Background: Bacteria contained in biofilms have been shown to have a decreased susceptibility to antimicrobial agents compared to those in planktonic form. Thus, in vitro biofilm models have been developed for screening oral antimicrobial formulations in an effort to produce findings more predictive of clinical activity. This study compared the antimicrobial activity of three mouthrinse formulations when tested against isogenic strains of Actinobacillus actinomycetemcomitans (Aa), one of which was a clinical isolate which forms tenacious biofilms in vitro and the other of which was a spontaneous variant which always grows planktonically.
Method: Biofilm-forming Aa strains CU1000 and NJ4300, obtained as clinical isolates, and their respective spontaneous planktonic variants, CU1060 and NJ4350, were grown under standard laboratory conditions and exposed for 15 s to either a negative control (phosphate buffered saline [PBS]), an essential-oil containing mouthrinse (Listerine Antiseptic [LA]), an amine fluoride/stannous fluoride-containing mouthrinse (Meridol [M]), or a triclosan and PVM/MA copolymer-containing mouthrinse (Plax [P]). The cells were then washed, serially diluted, plated, and incubated for enumeration of viable bacteria. Colony-forming units (CFU)/ml were log10 transformed and the mouthrinse groups were compared to the PBS group using analysis of variance.
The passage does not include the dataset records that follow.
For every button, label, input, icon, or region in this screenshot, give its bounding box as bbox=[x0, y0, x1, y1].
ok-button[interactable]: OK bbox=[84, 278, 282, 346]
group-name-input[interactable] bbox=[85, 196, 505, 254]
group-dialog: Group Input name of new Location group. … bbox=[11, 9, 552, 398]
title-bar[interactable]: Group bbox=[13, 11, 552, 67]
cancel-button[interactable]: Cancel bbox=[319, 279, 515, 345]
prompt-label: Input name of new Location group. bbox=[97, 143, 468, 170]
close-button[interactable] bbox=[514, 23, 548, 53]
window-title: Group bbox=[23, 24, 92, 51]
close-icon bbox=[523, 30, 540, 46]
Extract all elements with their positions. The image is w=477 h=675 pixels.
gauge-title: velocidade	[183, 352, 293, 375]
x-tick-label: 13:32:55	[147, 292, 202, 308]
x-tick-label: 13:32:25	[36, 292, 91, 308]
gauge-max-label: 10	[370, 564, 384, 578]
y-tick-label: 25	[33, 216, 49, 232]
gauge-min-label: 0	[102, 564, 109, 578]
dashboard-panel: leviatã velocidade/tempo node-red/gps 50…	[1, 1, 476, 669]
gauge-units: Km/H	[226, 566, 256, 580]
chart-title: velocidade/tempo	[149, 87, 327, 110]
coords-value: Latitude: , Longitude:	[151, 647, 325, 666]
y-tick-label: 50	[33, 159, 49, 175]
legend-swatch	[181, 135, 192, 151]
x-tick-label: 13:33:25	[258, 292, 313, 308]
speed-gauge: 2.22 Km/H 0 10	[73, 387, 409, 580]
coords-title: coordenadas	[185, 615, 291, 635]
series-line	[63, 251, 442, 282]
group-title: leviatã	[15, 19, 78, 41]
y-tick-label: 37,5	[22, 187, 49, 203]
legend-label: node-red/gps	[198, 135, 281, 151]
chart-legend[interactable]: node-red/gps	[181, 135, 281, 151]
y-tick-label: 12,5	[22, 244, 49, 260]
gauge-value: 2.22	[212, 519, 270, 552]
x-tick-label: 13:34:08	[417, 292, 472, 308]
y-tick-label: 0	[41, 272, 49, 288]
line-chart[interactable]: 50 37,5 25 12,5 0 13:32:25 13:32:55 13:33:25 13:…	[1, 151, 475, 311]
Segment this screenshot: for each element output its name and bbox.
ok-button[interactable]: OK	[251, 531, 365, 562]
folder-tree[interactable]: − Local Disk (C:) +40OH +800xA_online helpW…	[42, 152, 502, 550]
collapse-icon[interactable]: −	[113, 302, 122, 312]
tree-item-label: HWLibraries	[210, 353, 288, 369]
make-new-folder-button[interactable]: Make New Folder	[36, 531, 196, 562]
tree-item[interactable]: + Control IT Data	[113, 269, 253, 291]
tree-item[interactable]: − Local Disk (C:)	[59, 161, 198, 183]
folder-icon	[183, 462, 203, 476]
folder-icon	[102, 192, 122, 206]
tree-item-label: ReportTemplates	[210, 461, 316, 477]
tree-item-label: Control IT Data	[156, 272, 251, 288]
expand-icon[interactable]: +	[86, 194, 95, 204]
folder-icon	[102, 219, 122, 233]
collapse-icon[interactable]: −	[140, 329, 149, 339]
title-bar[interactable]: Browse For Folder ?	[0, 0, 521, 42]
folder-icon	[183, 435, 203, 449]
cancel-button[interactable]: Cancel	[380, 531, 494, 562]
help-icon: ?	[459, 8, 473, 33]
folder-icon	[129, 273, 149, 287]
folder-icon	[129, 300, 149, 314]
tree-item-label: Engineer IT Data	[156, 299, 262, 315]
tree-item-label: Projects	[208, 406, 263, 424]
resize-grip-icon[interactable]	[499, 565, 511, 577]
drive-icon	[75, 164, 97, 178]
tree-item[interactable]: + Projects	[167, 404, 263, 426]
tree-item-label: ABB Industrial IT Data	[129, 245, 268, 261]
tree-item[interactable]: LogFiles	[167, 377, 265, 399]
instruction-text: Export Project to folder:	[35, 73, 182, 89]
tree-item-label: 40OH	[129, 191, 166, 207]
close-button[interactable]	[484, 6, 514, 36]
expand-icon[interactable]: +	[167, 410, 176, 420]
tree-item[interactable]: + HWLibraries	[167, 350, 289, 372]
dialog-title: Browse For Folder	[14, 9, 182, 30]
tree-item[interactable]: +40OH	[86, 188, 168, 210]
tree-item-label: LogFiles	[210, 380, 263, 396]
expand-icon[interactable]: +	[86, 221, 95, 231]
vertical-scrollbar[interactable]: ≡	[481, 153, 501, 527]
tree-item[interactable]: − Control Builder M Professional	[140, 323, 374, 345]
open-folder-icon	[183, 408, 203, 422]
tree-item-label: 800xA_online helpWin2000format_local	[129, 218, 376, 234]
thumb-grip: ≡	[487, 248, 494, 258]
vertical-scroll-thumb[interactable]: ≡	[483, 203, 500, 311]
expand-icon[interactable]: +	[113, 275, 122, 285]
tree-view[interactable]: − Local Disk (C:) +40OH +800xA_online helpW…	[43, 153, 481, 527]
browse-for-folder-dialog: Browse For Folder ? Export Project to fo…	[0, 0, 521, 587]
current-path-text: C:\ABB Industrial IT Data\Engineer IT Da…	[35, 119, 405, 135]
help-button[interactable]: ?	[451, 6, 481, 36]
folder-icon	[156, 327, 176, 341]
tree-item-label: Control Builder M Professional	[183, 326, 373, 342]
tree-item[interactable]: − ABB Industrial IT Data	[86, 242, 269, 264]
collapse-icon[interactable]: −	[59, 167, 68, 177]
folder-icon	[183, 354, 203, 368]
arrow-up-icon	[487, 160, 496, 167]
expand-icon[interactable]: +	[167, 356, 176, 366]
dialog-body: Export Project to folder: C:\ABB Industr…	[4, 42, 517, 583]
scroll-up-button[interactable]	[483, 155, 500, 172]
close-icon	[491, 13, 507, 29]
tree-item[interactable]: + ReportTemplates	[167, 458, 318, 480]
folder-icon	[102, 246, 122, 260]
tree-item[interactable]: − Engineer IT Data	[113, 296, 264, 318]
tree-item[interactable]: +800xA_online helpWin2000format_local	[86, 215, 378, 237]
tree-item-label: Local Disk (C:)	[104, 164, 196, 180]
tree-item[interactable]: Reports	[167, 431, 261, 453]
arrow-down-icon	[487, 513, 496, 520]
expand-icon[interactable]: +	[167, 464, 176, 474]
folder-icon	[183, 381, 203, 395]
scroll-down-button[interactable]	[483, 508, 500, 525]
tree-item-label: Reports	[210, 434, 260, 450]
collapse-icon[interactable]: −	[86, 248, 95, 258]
Results: All 3 mouthrinses produced statisically significant 99.99% reductions (p< or =0.0001) in both planktonic strains compared to the PBS control. Effects on the biofilm forms of the organisms were more variable. Exposure to LA produced statistically significant (p< or =0.0001) reductions in strains CU1000 and NJ4300 of 98.20% and 96.47%, respectively, compared to PBS. M and P produced much smaller reductions which were not statistically significant.
Conclusions: The results of this study, in which antimicrobial mouthrinses were tested against biofilm-forming and planktonic strains of the same organism, provide a clear demonstration of the resistance to antimicrobial agents conferred by biofilm formation and provide additional support for employing tests using biofilms to more accurately assess the relative activities of antiplaque agents in vitro.